When a pathological image with high resolution (2048 × 1536 pixels) is input, our goal is to accurately classify the image into one of four categories: normal, benign, in situ carcinoma and invasive carci-noma, as shown in Fig. 1. To this end, we propose a new hybrid con-volutional and recurrent deep learning method, and the general workflow of our method is as follows (Fig. 2). In the training stage, the pathological images are preprocessed and enhanced to improve quantitative analysis. After preprocessing, we first fine-tune the pretrained Inception-V3  model. For each image, the trained patch-wise model is used to extract the feature representation
Summary of our dataset.
Dataset Normal Benign In situ carcinoma Invasive carcinoma Total
Description of pathological images in our dataset.

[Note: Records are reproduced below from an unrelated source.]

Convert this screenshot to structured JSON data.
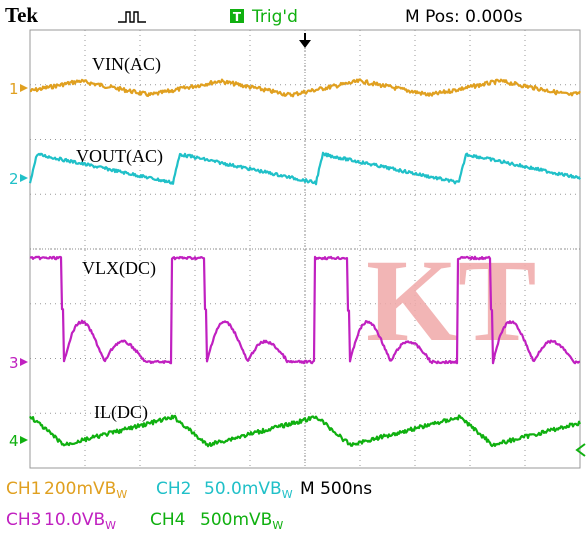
{
  "header": {
    "brand": "Tek",
    "trigger_icon": "T",
    "trigger_state": "Trig'd",
    "position": "M Pos: 0.000s"
  },
  "channels": [
    {
      "marker": "1",
      "label": "VIN(AC)"
    },
    {
      "marker": "2",
      "label": "VOUT(AC)"
    },
    {
      "marker": "3",
      "label": "VLX(DC)"
    },
    {
      "marker": "4",
      "label": "IL(DC)"
    }
  ],
  "watermark": "KT",
  "status": [
    {
      "channel": "CH1",
      "scale": "200mV",
      "bw": "B",
      "bw_sub": "W"
    },
    {
      "channel": "CH2",
      "scale": "50.0mV",
      "bw": "B",
      "bw_sub": "W"
    },
    {
      "channel": "CH3",
      "scale": "10.0V",
      "bw": "B",
      "bw_sub": "W"
    },
    {
      "channel": "CH4",
      "scale": "500mV",
      "bw": "B",
      "bw_sub": "W"
    }
  ],
  "timebase": "M 500ns"
}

Color model R(ed)G(reen)B(lue)
Fig. 1. Examples of breast cancer pathological images in our dataset.
vectors of 12 patches. Then, these 12 vectors are used as input to train image-wise long short-term memory (LSTM) . In the testing stage, one pathological image is divided into an average of 12 small patches. Then, a fine-tuned Inception-V3 is used to extract the patch-wise image features. Each patch is extracted to a feature vector of 1 × 5376 di-mensions. That is, 12 feature vectors can be extracted from one pa-thological image. Finally, the 12 feature vectors (12 × 1 × 5376) are input into a bidirectional LSTM to fuse the features of the 12 small patches to make the final complete image-wise classification. Since our method integrates the advantages of CNN and RNN, the short-term and long-term spatial correlations between patches can be preserved. We cover the method in more detail in the following sections.
4.1. Image preprocessing and augmentation
To alleviate many of the known inconsistencies in the staining process, thereby bringing sections that were processed under different conditions into a normalized space to enable better analysis, we used the method described in this paper  to normalize the pathological images of H&E staining. In our study, we perform 50 random color augmentations for each image.
Methods xxx (xxxx) xxx–xxx
It is well known that deep learning methods are heavily dependent on the size of the training dataset, with a network structure of higher complexity requiring more data to avoid overfitting and generalizing. Meanwhile, the breast pathological images provided are very large spanning 2048 × 1536 pixels. To address the problems of large image sizes and insufficient data, we extract patches from each image and augment the image by applying varying degrees of rotation and flipping the extracted patches. This mode of data augmentation is consistent with a real-world scenario, as there is no fixed orientation adopted by pathologists when observing and analyzing pathological images under a microscope. The label for each patch is inherited from the class assigned to the original image.